22. Keep Istiqomah

286 60 22
                                    

Assalamualaikum
Bismillahirrahmanirrahim
Allahumma sholi alaa Syaidina Muhammad

***

Beberapa hari kemudian, Bu Nur beserta Reza datang ke rumah Ammar. Fat awalnya tak ingin membukakan pintu, tetapi sang tamu rupanya tak mau pergi sebelum bertemu dengan sang penghuni rumah.

Fat terpaksa menelepon Ali untuk menemaninya menemui Bu Nur dan Reza. Kebetulan pagi ini Ali masih di rumah. Ia segera datang setelah mendapat telepon dari Fat.

Di ruang tamu ke empat orang itu duduk dengan suasana tegang. Fat setelah menyalami Bu Nur tak berani lagi bicara apa pun. Ali bingung harus bicara apa. Tangannya gatal sekali ingin menghajar  Reza. Membayangkan bagaimana Reza saat itu menjamah Fat, membuat gigi Ali beradu kuat dalam mulut.

Bu Nur sebagai satu-satunya orang yang merasa paling dewasa berinisiatif membuka pembicaraan.

"Fatimah, Ibu atas nama Reza minta maaf sama kamu, ya."

Fat tak lekas menjawab, tangannya yang sedari tadi mengepal berkeringat hebat. Rasanya ia benci dengan keadaan ini. Ia ingin sekali mencakar, bahkan menendang wajah Reza. Kesal, marah, malu dan kecewa bercampur jadi satu.

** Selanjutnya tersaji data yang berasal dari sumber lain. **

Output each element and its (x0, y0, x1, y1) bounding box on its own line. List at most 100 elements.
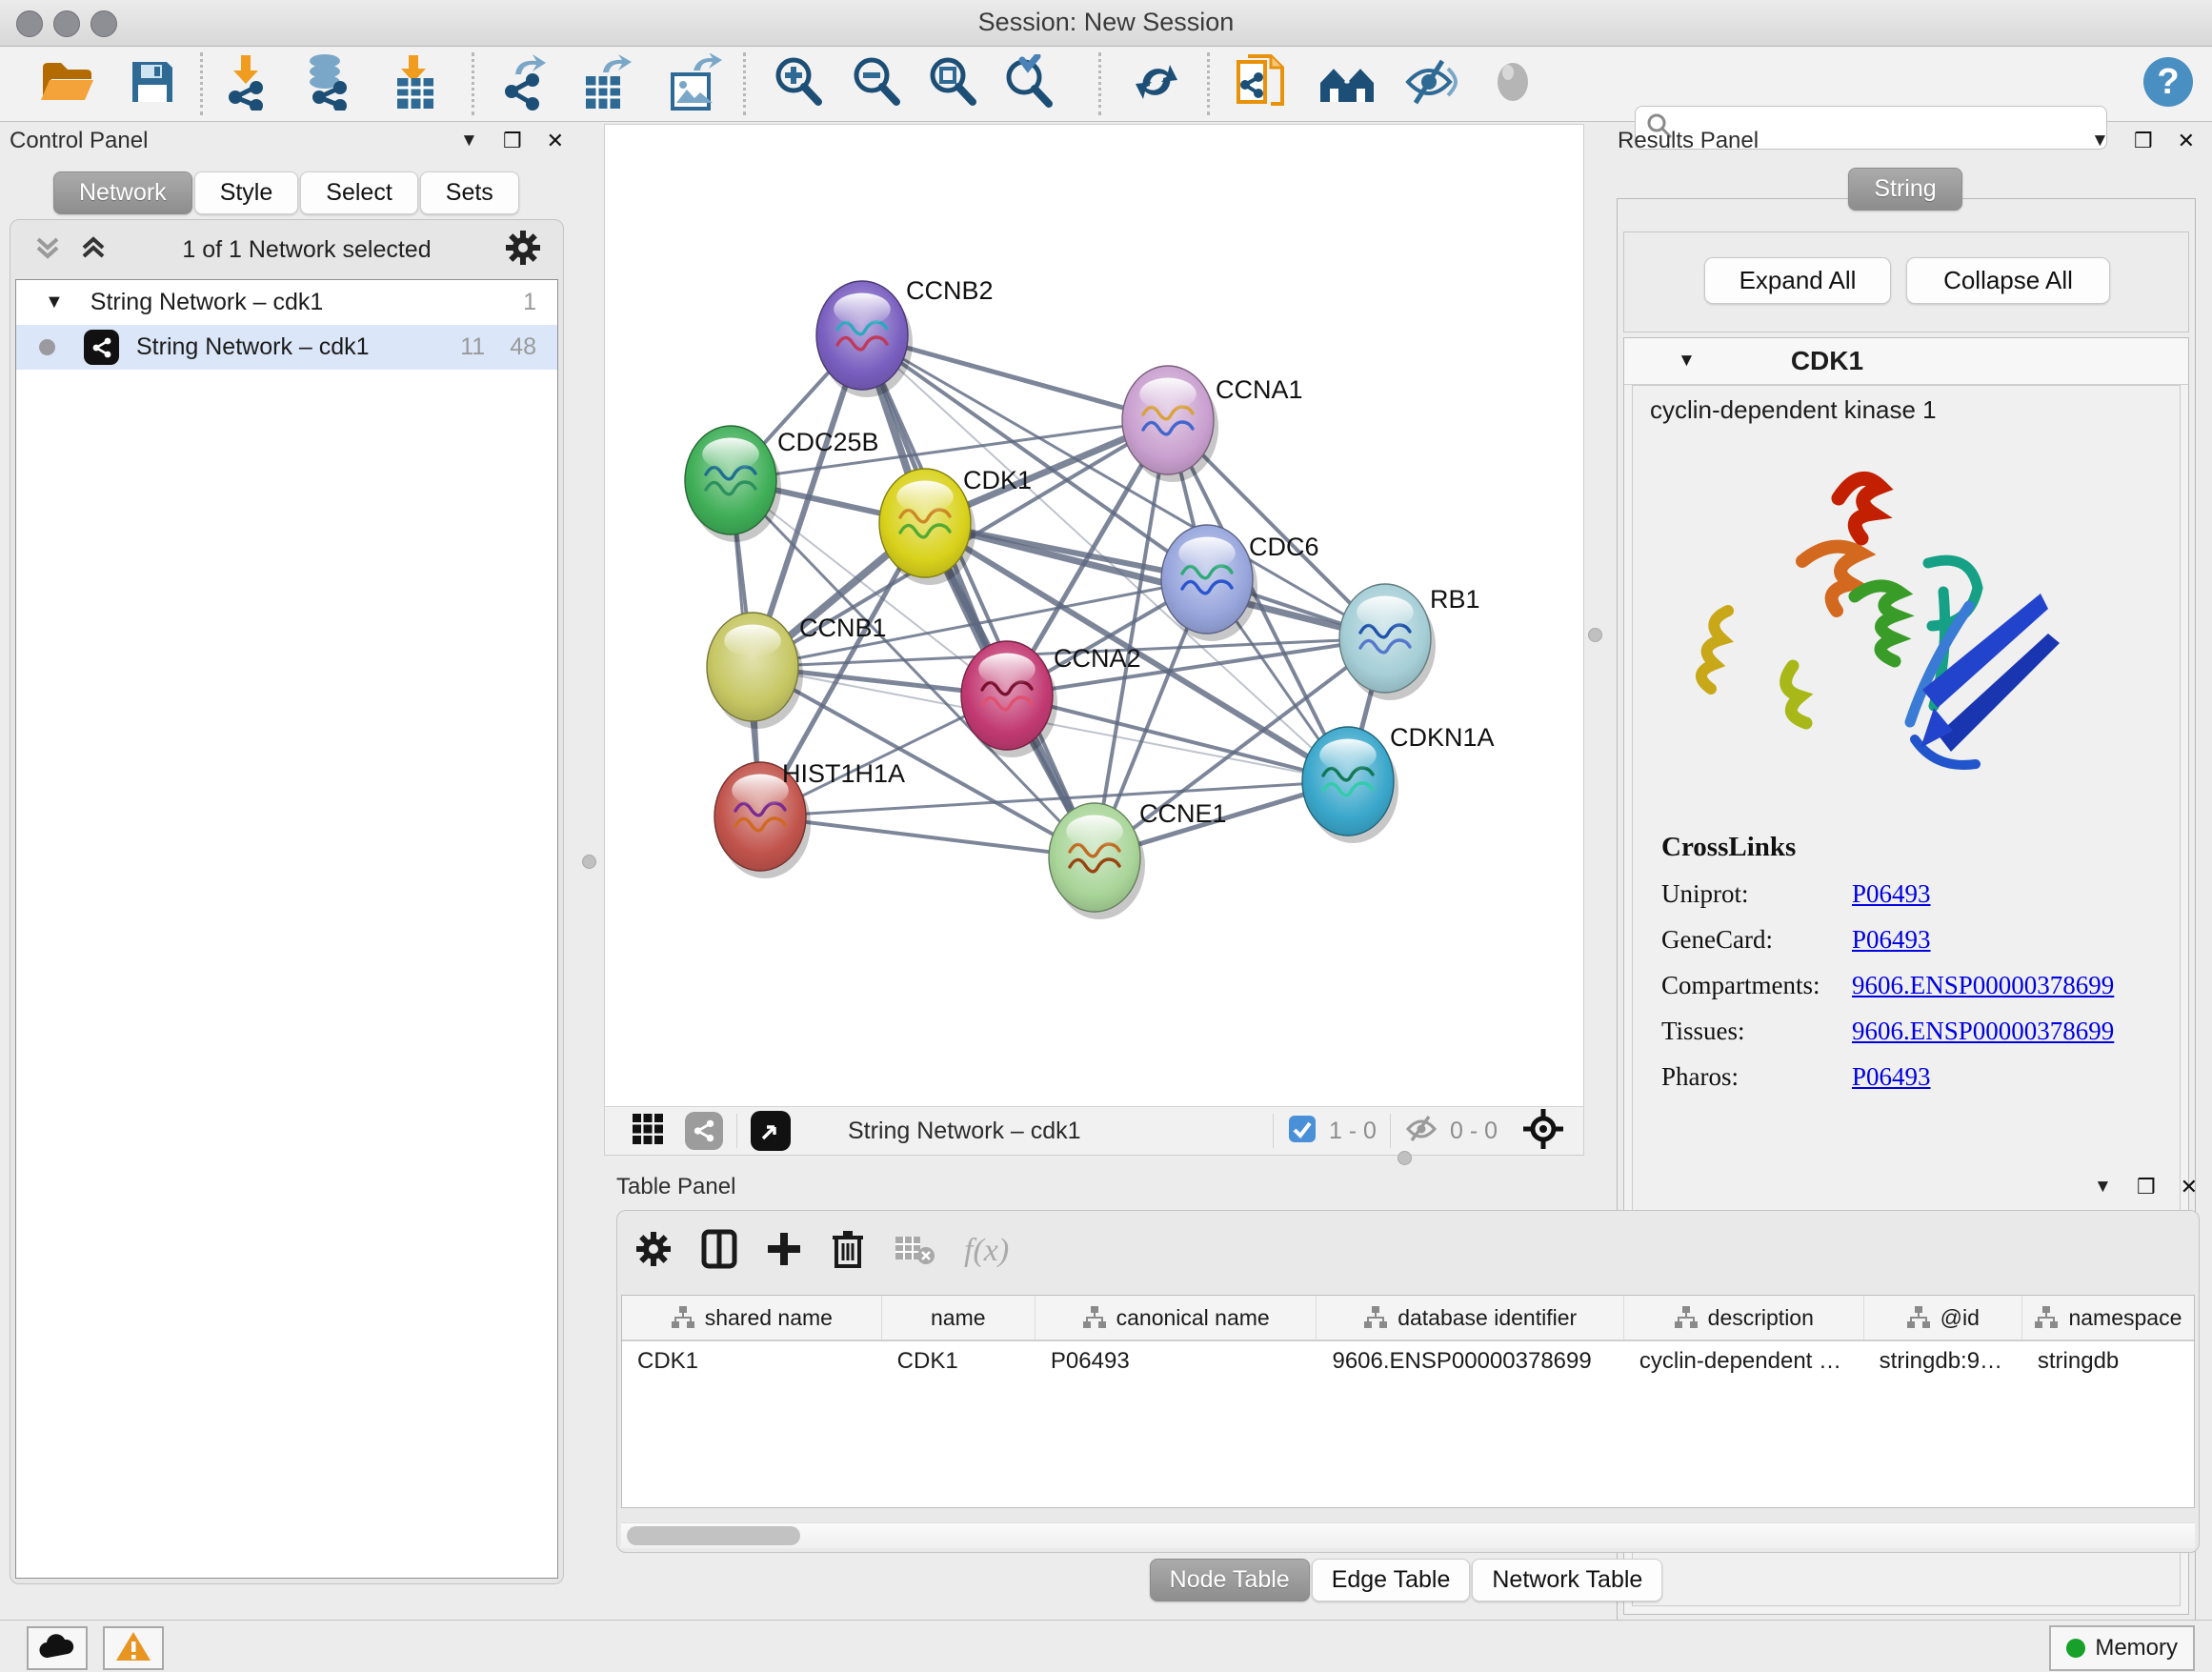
cell-id[interactable]: stringdb:9… (1864, 1341, 2022, 1381)
right-splitter-handle[interactable] (1588, 628, 1602, 642)
cell-canonical-name[interactable]: P06493 (1036, 1341, 1317, 1381)
show-all-button[interactable] (1482, 53, 1543, 114)
table-options-gear-icon[interactable] (634, 1230, 673, 1273)
close-panel-icon[interactable]: ✕ (2178, 129, 2195, 153)
cell-namespace[interactable]: stringdb (2022, 1341, 2194, 1381)
tab-node-table[interactable]: Node Table (1150, 1559, 1310, 1601)
tab-select[interactable]: Select (300, 171, 417, 214)
collection-expand-icon[interactable]: ▼ (45, 292, 64, 313)
tab-network[interactable]: Network (53, 171, 192, 214)
column-header-description[interactable]: description (1624, 1296, 1864, 1340)
hide-selected-button[interactable] (1400, 53, 1461, 114)
control-panel-title: Control Panel (10, 128, 148, 154)
column-header-namespace[interactable]: namespace (2022, 1296, 2194, 1340)
cloud-status-button[interactable] (27, 1626, 88, 1670)
bottom-splitter-handle[interactable] (1398, 1151, 1412, 1165)
collapse-all-networks-icon[interactable] (31, 232, 64, 269)
string-view-icon[interactable] (685, 1112, 723, 1150)
refresh-network-button[interactable] (1126, 53, 1187, 114)
memory-label: Memory (2095, 1635, 2178, 1662)
home-button[interactable] (1317, 53, 1377, 114)
zoom-fit-button[interactable] (922, 53, 983, 114)
panel-menu-icon[interactable]: ▼ (2094, 1177, 2112, 1198)
selected-nodes-checkbox-icon[interactable] (1287, 1114, 1317, 1149)
export-image-button[interactable] (664, 53, 725, 114)
column-header-database-identifier[interactable]: database identifier (1317, 1296, 1623, 1340)
delete-column-icon[interactable] (831, 1228, 865, 1275)
tab-network-table[interactable]: Network Table (1472, 1559, 1662, 1601)
network-row[interactable]: String Network – cdk1 11 48 (16, 325, 557, 370)
crosslink-uniprot[interactable]: P06493 (1852, 879, 1931, 909)
close-panel-icon[interactable]: ✕ (2181, 1175, 2198, 1199)
section-collapse-icon[interactable]: ▼ (1678, 351, 1696, 372)
hidden-eye-icon[interactable] (1404, 1114, 1438, 1149)
table-row[interactable]: CDK1 CDK1 P06493 9606.ENSP00000378699 cy… (622, 1341, 2194, 1381)
node-label-CDK1: CDK1 (963, 466, 1032, 494)
zoom-out-button[interactable] (846, 53, 907, 114)
birds-eye-view-icon[interactable] (751, 1111, 791, 1151)
export-table-button[interactable] (577, 53, 638, 114)
crosslink-pharos[interactable]: P06493 (1852, 1062, 1931, 1092)
cell-shared-name[interactable]: CDK1 (622, 1341, 882, 1381)
tab-style[interactable]: Style (194, 171, 299, 214)
left-splitter-handle[interactable] (582, 855, 596, 869)
float-panel-icon[interactable]: ❒ (2134, 129, 2153, 153)
node-label-CCNA1: CCNA1 (1216, 375, 1303, 404)
protein-structure-image (1679, 449, 2088, 811)
first-neighbors-button[interactable] (1231, 53, 1292, 114)
tab-string[interactable]: String (1848, 168, 1961, 211)
import-table-button[interactable] (385, 53, 446, 114)
tab-edge-table[interactable]: Edge Table (1312, 1559, 1471, 1601)
network-collection-row[interactable]: ▼ String Network – cdk1 1 (16, 280, 557, 325)
cell-description[interactable]: cyclin-dependent … (1624, 1341, 1864, 1381)
toolbar-separator (1207, 52, 1210, 115)
add-column-icon[interactable] (766, 1229, 802, 1274)
import-network-database-button[interactable] (297, 53, 358, 114)
zoom-in-button[interactable] (768, 53, 829, 114)
cell-name[interactable]: CDK1 (882, 1341, 1036, 1381)
close-panel-icon[interactable]: ✕ (547, 129, 564, 153)
scrollbar-thumb[interactable] (627, 1526, 800, 1545)
tab-sets[interactable]: Sets (420, 171, 519, 214)
expand-all-networks-icon[interactable] (77, 232, 110, 269)
crosslink-compartments[interactable]: 9606.ENSP00000378699 (1852, 971, 2114, 1000)
column-header-id[interactable]: @id (1864, 1296, 2022, 1340)
float-panel-icon[interactable]: ❒ (2137, 1175, 2156, 1199)
column-header-name[interactable]: name (882, 1296, 1036, 1340)
gene-section-header[interactable]: ▼ CDK1 (1624, 338, 2188, 385)
show-columns-icon[interactable] (701, 1229, 737, 1274)
crosslink-tissues[interactable]: 9606.ENSP00000378699 (1852, 1017, 2114, 1046)
node-table: shared name name canonical name database… (621, 1295, 2195, 1508)
column-header-shared-name[interactable]: shared name (622, 1296, 882, 1340)
cell-database-identifier[interactable]: 9606.ENSP00000378699 (1317, 1341, 1623, 1381)
help-button[interactable]: ? (2138, 53, 2199, 114)
node-label-CDKN1A: CDKN1A (1390, 723, 1495, 752)
open-session-button[interactable] (36, 53, 97, 114)
panel-menu-icon[interactable]: ▼ (460, 131, 478, 151)
network-canvas[interactable]: CCNB2CCNA1CDC25BCDK1CDC6RB1CCNB1CCNA2CDK… (605, 125, 1583, 1107)
panel-menu-icon[interactable]: ▼ (2091, 131, 2109, 151)
crosslink-genecard[interactable]: P06493 (1852, 925, 1931, 955)
horizontal-scrollbar[interactable] (621, 1522, 2195, 1548)
warning-status-button[interactable] (103, 1626, 164, 1670)
memory-button[interactable]: Memory (2049, 1625, 2195, 1671)
export-network-button[interactable] (495, 53, 556, 114)
function-builder-icon: f(x) (964, 1233, 1009, 1269)
toolbar-separator (1098, 52, 1101, 115)
grid-view-icon[interactable] (632, 1113, 664, 1150)
collapse-all-button[interactable]: Collapse All (1906, 257, 2110, 304)
toolbar-separator (743, 52, 746, 115)
expand-all-button[interactable]: Expand All (1704, 257, 1891, 304)
import-table-icon (390, 53, 441, 115)
float-panel-icon[interactable]: ❒ (503, 129, 522, 153)
zoom-selected-button[interactable] (998, 53, 1059, 114)
save-session-button[interactable] (122, 53, 183, 114)
network-options-gear-icon[interactable] (504, 229, 542, 272)
network-view-toolbar: String Network – cdk1 1 - 0 0 - 0 (605, 1106, 1583, 1155)
table-header-row: shared name name canonical name database… (622, 1296, 2194, 1341)
import-network-file-button[interactable] (217, 53, 278, 114)
fit-content-crosshair-icon[interactable] (1522, 1108, 1564, 1155)
import-network-icon (220, 53, 275, 115)
warning-icon (114, 1630, 152, 1667)
column-header-canonical-name[interactable]: canonical name (1036, 1296, 1317, 1340)
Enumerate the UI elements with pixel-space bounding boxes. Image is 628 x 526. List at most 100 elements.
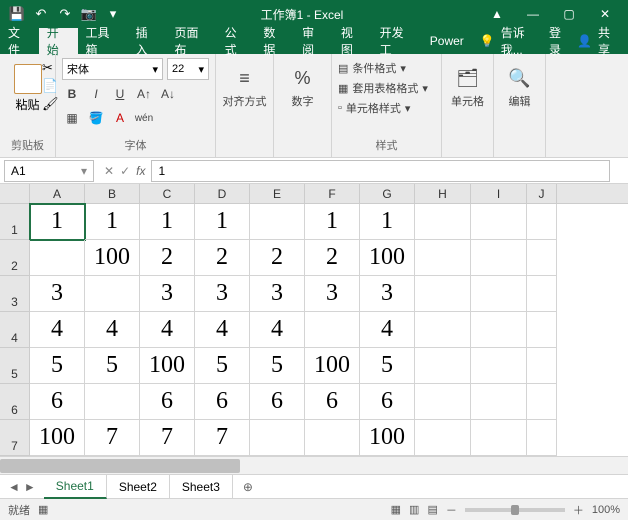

"Fat, gue minta maaf. Gue bener-bener nggak sengaja. Gue nggak niat, abis elo menggoda banget," ujar Reza membuat air mata Fat jatuh begitu saja setelah sedari tadi berusaha ia tahan.

Apa tadi dia bilang? Menggoda? Kenapa lagi-lagi aku yang salah?

Tenggorokan Fat sakit, bibirnya yang terkunci bergetar hebat. Ia berusaha tak mengeluarkan suara, tetapi air mata yang merambai meletis pipinya jelas kesakitan yang nyata seorang Fatimah Wiguna.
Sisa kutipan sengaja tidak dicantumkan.